I find it fascinating when these same concepts keep appearing in
different parts of the literature under different guises.
I also learned this summer that I spent many years utterly mangling
Foucault’s name.
Here are some lessons I have learned in the first days of this
semester, which I will share with you on this first day of fall.
-
If you must type while a cat is attacking your arm, use vi and not
emacs. Chorded key strokes are murder.
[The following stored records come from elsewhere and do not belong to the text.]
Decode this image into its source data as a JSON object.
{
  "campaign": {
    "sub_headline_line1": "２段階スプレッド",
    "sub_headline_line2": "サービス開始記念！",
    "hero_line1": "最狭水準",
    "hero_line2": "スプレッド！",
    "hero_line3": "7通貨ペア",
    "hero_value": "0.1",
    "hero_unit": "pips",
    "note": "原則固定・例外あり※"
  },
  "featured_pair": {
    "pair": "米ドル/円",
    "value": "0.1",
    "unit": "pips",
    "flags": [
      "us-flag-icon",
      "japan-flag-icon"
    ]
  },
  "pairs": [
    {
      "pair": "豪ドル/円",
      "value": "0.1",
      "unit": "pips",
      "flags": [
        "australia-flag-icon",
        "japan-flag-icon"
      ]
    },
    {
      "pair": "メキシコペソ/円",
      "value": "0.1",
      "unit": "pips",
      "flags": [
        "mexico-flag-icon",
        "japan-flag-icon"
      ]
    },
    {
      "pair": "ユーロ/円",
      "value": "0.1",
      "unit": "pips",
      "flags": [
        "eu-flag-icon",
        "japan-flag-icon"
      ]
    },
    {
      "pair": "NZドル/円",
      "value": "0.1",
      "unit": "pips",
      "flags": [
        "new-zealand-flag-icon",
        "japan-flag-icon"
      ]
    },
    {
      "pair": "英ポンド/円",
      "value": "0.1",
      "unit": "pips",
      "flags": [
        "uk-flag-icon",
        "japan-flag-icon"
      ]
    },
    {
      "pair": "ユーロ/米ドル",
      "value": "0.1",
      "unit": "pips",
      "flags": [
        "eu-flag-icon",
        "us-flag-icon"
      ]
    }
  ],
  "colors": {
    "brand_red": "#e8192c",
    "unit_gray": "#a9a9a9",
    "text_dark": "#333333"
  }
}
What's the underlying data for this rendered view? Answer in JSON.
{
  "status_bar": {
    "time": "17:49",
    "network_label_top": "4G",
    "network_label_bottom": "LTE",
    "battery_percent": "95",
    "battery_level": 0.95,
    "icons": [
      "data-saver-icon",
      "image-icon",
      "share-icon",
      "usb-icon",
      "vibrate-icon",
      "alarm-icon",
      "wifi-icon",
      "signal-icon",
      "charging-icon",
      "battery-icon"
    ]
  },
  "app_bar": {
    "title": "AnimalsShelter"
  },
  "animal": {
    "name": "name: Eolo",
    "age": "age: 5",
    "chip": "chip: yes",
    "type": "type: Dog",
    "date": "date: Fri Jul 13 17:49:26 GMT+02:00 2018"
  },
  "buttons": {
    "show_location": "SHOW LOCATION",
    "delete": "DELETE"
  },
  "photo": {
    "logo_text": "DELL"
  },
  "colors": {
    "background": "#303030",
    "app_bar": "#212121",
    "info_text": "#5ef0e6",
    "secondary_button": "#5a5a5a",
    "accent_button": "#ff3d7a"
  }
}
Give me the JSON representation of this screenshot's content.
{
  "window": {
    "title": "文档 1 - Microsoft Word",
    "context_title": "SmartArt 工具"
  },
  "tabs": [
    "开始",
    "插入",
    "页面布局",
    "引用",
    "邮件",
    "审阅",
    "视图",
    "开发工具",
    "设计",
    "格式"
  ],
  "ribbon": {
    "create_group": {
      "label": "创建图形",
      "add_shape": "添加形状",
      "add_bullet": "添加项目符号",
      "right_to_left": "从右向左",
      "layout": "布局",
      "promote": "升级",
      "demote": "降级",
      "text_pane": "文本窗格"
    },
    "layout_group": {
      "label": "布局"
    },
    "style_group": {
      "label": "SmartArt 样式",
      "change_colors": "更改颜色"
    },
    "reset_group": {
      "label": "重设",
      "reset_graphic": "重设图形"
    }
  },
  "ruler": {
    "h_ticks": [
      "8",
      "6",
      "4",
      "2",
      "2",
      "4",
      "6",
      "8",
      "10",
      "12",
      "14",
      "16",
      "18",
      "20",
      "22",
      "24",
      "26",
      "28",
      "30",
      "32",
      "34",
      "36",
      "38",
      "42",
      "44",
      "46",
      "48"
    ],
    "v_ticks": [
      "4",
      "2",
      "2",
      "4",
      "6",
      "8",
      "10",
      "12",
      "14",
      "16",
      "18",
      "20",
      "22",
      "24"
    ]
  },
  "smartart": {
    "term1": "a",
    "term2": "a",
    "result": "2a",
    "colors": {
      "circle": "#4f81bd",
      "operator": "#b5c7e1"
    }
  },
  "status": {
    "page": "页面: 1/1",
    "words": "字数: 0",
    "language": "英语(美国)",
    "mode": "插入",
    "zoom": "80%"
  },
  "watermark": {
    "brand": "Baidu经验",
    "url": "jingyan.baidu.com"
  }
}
Also, long sleeves are
helpful.
-
A collection of letters on the Kindle app on my cell phone makes a
marvelous companion in the event that I show up a early for a
colloquium. Seneca’s letters are more interesting and better
written than anything that shows up in my email, and each one takes
but a few minutes to read – about the same amount of time it takes
to debug the typical A/V problem, or possibly less.
-
Human beings are
awesome throwers.
Also, I am in awe of Indian bakers.
-
I am glad my daughter is getting old enough to appreciate Pixar
movies. We watched Ratatouille as a family this weekend, and G’s
commentary added a certain savor to the movie. Then G fell asleep,
and I savored that, too!
-
Combing curly hair is far easier with a brush than with a comb.
Also, I need to buy some new combs, since all my combs are now
snaggle-toothed from trying to work them through G’s curls before
J asked “why are you doing it that way?”
Nick Trefethen came to
Cornell for a visit yesterday, where he gave
two talks.
In one talk, he described some
computations based on sampling analytic functions around the unit
circle; in the other, he demonstrated the Chebfun system
Chebfun. I’ve seen variants
of the latter talk before, but it was worth seeing again.
The philosophy of the talk reminds me of a line from the start of
The Wind in the Willows, in which the Water Rat tells Mole:
Believe me, my young friend, there is NOTHING – absolutely nothing –
half so much worth doing as simply messing about in boats.
Replace “boats” with “MATLAB”, and I think you have the raison
d’être for Chebfun. This is not to say that Chebfun couldn’t be
used to serious ends, but rather that it’s great fun to mess about
with it; and Trefethen conveys that sense of fun masterfully.